NI-VISA Overview


This document gives an overview of National Instruments' implementation of the Virtual Instrument Software Architecture API, commonly referred to as NI-VISA. You can use NI-VISA to communicate with most instrumentation buses including GPIB, USB, Serial, and Ethernet. It provides a consistent and easy to use command set to communicate with a variety of instruments.



For years industry has moved towards purchasing instrumentation from a variety of vendors. This allows engineers to choose the best instruments for their application without being constrained to a specific vendor. This caused the invention of hardware standards like SCPI that were designed to allow interoperability between instruments of different vendors.

Even with these standards in place, it was still a difficult task to build a test system with instruments from different vendors. In 1993 National Instruments, along with several companies including GenRad, Racal Instruments, and Tektronix, formed the VXIplug&play Systems Alliance. VXI was the standard at the time for modular instrumentation. The goal of the alliance was to ensure multi-vendor interoperability for VXI systems and to reduce the development time for a fully working system including multi-vendor instrumentation. VISA was developed through this alliance with hopes of increasing productivity through a decrease in system setup time.


Advantages of VISA

One of VISA's advantages is that it uses many of the same operations to communicate with instruments regardless of the interface type. For example, the VISA command to write an ASCII string to a message-based instrument is the same whether the instrument is Serial, GPIB, or USB. Thus, VISA provides interface independence. This can make it easy to switch interfaces and also gives the users who must program instruments for different interfaces a single language they can learn.

VISA is also designed so that programs written using VISA function calls are easily portable from one platform to another. VISA does this by defining its own data types. This prevents problems like, for example, possible problems caused by moving from one platform to another where the size of an integer may be different. In other words, a LabVIEW application written with VISA calls can be easily ported to another platform that supports LabVIEW. NI-VISA supports several operating systems, including currently supported Windows OS versions, MAC OS versions, and Linux distributions.

VISA's greatest advantage is that it is an extremely easy language to learn. VISA provides a very simple-to-use API that has bus independent functions for most of its I/O functionality. VISA provides the most commonly used functionality for instrumentation in a very compact command set, eliminating the need to learn low level communication protocols for multiple bus types.


VISA Terminology

Before you start using NI-VISA it helps to learn a little terminology commonly used throughout the development process. The most important objects in the VISA language are known as resources. A VISA Resource is any instrument in your system (this includes serial and parallel ports). If you have multiple resources connected to one GPIB controller, each of those instruments is considered a VISA Resource.

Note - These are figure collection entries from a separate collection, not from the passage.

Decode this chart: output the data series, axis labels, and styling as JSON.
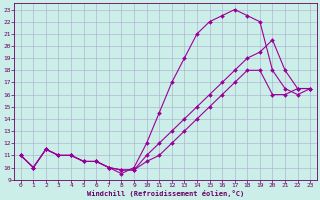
{
  "xlabel": "Windchill (Refroidissement éolien,°C)",
  "bg_color": "#cceee8",
  "line_color": "#990099",
  "grid_color": "#aaaacc",
  "xlim": [
    -0.5,
    23.5
  ],
  "ylim": [
    9,
    23.5
  ],
  "xticks": [
    0,
    1,
    2,
    3,
    4,
    5,
    6,
    7,
    8,
    9,
    10,
    11,
    12,
    13,
    14,
    15,
    16,
    17,
    18,
    19,
    20,
    21,
    22,
    23
  ],
  "yticks": [
    9,
    10,
    11,
    12,
    13,
    14,
    15,
    16,
    17,
    18,
    19,
    20,
    21,
    22,
    23
  ],
  "line1_x": [
    0,
    1,
    2,
    3,
    4,
    5,
    6,
    7,
    8,
    9,
    10,
    11,
    12,
    13,
    14,
    15,
    16,
    17,
    18,
    19,
    20,
    21,
    22,
    23
  ],
  "line1_y": [
    11,
    10,
    11.5,
    11,
    11,
    10.5,
    10.5,
    10,
    9.5,
    10,
    12,
    14.5,
    17,
    19,
    21,
    22,
    22.5,
    23,
    22.5,
    22,
    18,
    16.5,
    16,
    16.5
  ],
  "line2_x": [
    0,
    1,
    2,
    3,
    4,
    5,
    6,
    7,
    8,
    9,
    10,
    11,
    12,
    13,
    14,
    15,
    16,
    17,
    18,
    19,
    20,
    21,
    22,
    23
  ],
  "line2_y": [
    11,
    10,
    11.5,
    11,
    11,
    10.5,
    10.5,
    10,
    9.8,
    9.8,
    11,
    12,
    13,
    14,
    15,
    16,
    17,
    18,
    19,
    19.5,
    20.5,
    18,
    16.5,
    16.5
  ],
  "line3_x": [
    0,
    1,
    2,
    3,
    4,
    5,
    6,
    7,
    8,
    9,
    10,
    11,
    12,
    13,
    14,
    15,
    16,
    17,
    18,
    19,
    20,
    21,
    22,
    23
  ],
  "line3_y": [
    11,
    10,
    11.5,
    11,
    11,
    10.5,
    10.5,
    10,
    9.8,
    9.8,
    10.5,
    11,
    12,
    13,
    14,
    15,
    16,
    17,
    18,
    18,
    16,
    16,
    16.5,
    16.5
  ]
}
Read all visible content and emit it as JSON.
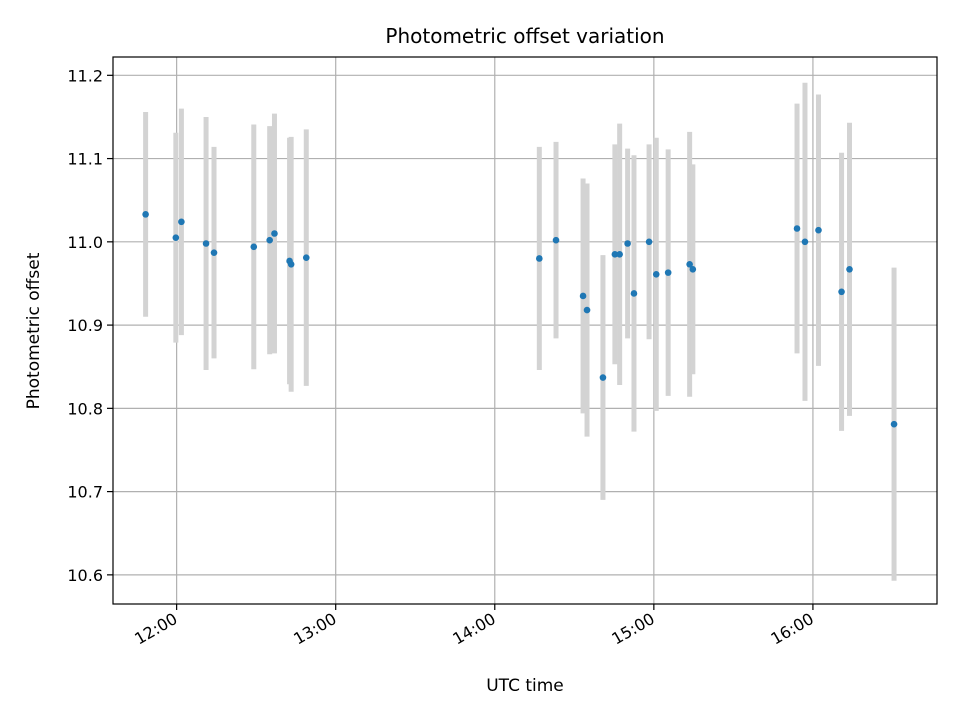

An Instrument Descriptor is the exact name of a resource. It specifies the interface type (GPIB, serial, USB), the address of the device (logical address or primary address) and the VISA Session type (INSTR, Event, or INTFC). A VISA session is a path of communication to a VISA Resource, so you must open a VISA Session any time you want to do VISA communication to an instrument. A VISA Alias is basically a nickname for a VISA Resource. You could give an instrument located on [GPIB0::3::INSTR] a visa alias of "Function Generator". Then, in your application you could make calls to "Function Generator" instead of having to use the instrument descriptor.


A Typical VISA Application

A typical VISA application would go through the following steps.

1) Open a Session to a given Resource.
2) Do any configuration on the given resource (setting baud rates, termination character, etc.).
3) Perform writes and reads to the device.
4) Close the Session to the Resource.
5) Handle any errors that may have occurred.

The following is a LabVIEW application that opens a session to a GPIB Instrument, performs a write of "*IDN?\n" and then queries the device for its response.

This exact same format would be used in a text based language like C++ or Basic. You would also follow this exact same format if the instrument was Serial, USB, Ethernet, IEEE-1394, or any of the other buses VISA supports. All you would have to change is the Instrument Descriptor connected to the VISA Open. This code would run on any operating system that supports LabVIEW and NI-VISA.